Hey there Mr. Blue, we're so pleased to be with you (Electric Light Orchestra)

I read a pretty sad blogpost recently themed around the idea that exams are killing student creativity (http://www.theguardian.com/teacher-network/2015/feb/07/secret-teacher-exams-students-thinking).

That's not the case with our New Zealand system of Internal Achievement Standards and External exams.


Students can generally pick and choose subjects/ courses that are heavily weighted one way or the other, depending on their strengths.

Our girls certainly love (and excel in) the Internal standards - they gain Exellence passes through their creativity and skill in English classes and, more and more, we're exploring how they can tap into their curiosity and creativity.

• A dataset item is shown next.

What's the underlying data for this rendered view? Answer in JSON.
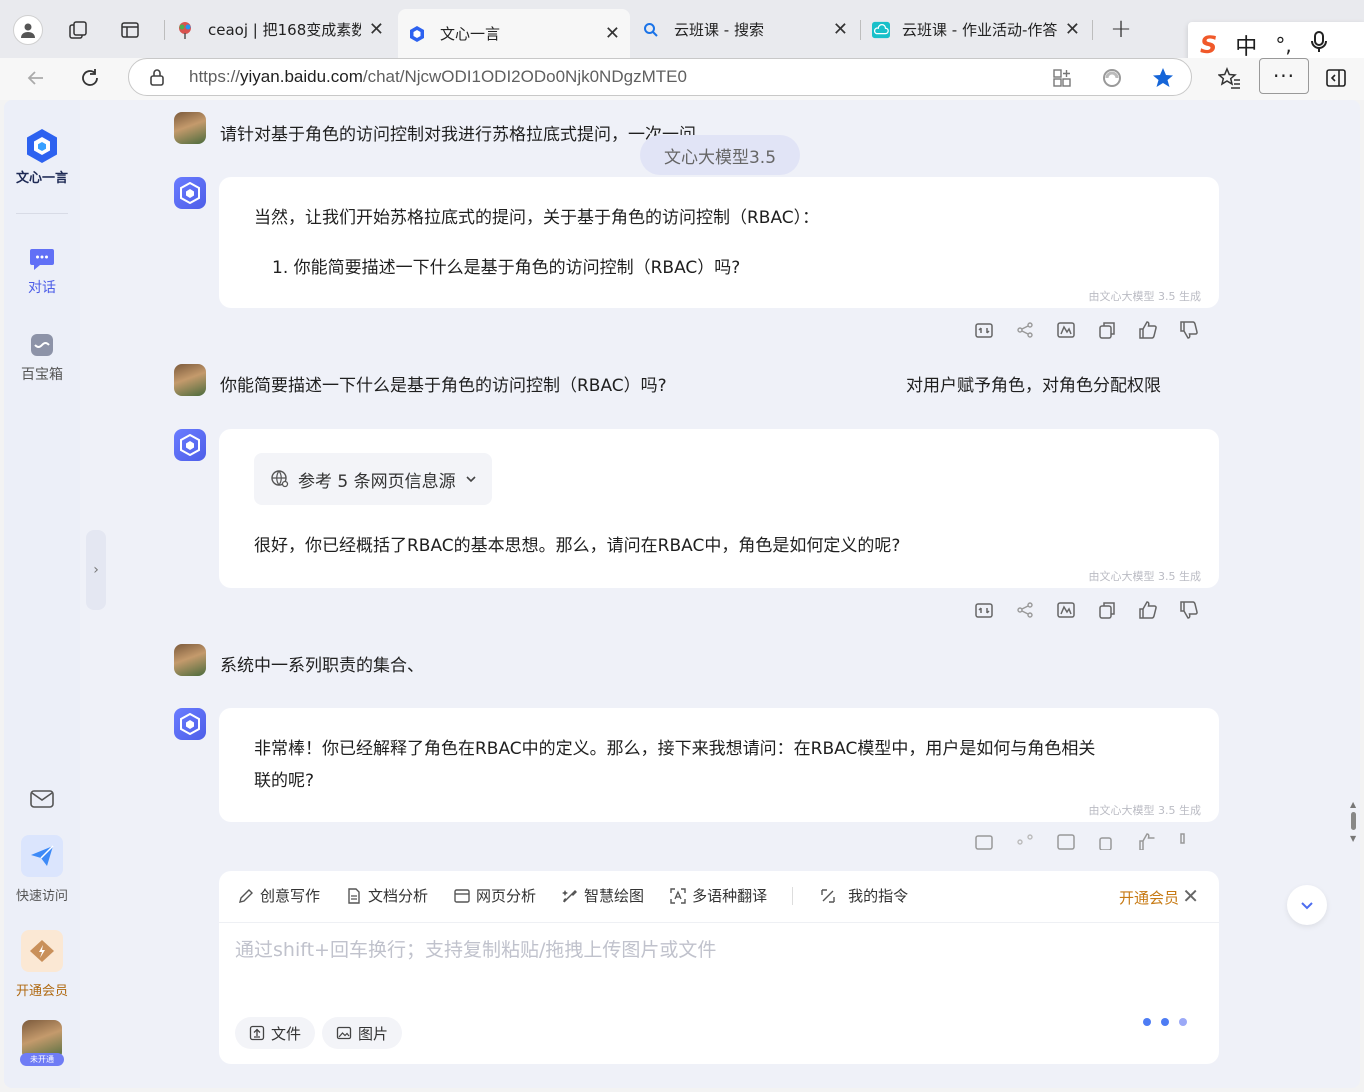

The blogpost from The Guardian (world's best newspaper - fact!) bemoaned the lack of thinking being encouraged in the UK system (I've taught A level English in a sixth form college so I sympathise to a degree) with this:
“Will this help us in the exam?”It is no wonder this is all students care about because this is all they are conditioned to care about. Every student has Ucas predicted grades, internal predicted grades, minimum expected grades, personal expected grades, AS grades, and A2 grades. It cannot be said enough that we should teach students to think, not just to learn the syllabus. All they want is to follow the rulebook and pass exams.
NCEA - love it or don't - it does allow our students to think and be creative if teachers can think and...um...be creative!

I've given my Level 3 class the freedom to work on either a connections unit, and/or a critical text unit, and/or a close viewing assignment. They choose the themes, the texts, the delivery system. 

They are engaged in thinking and planning some breathtakingly fantastically creative things. Sky is the limit and it's blue and wonderful!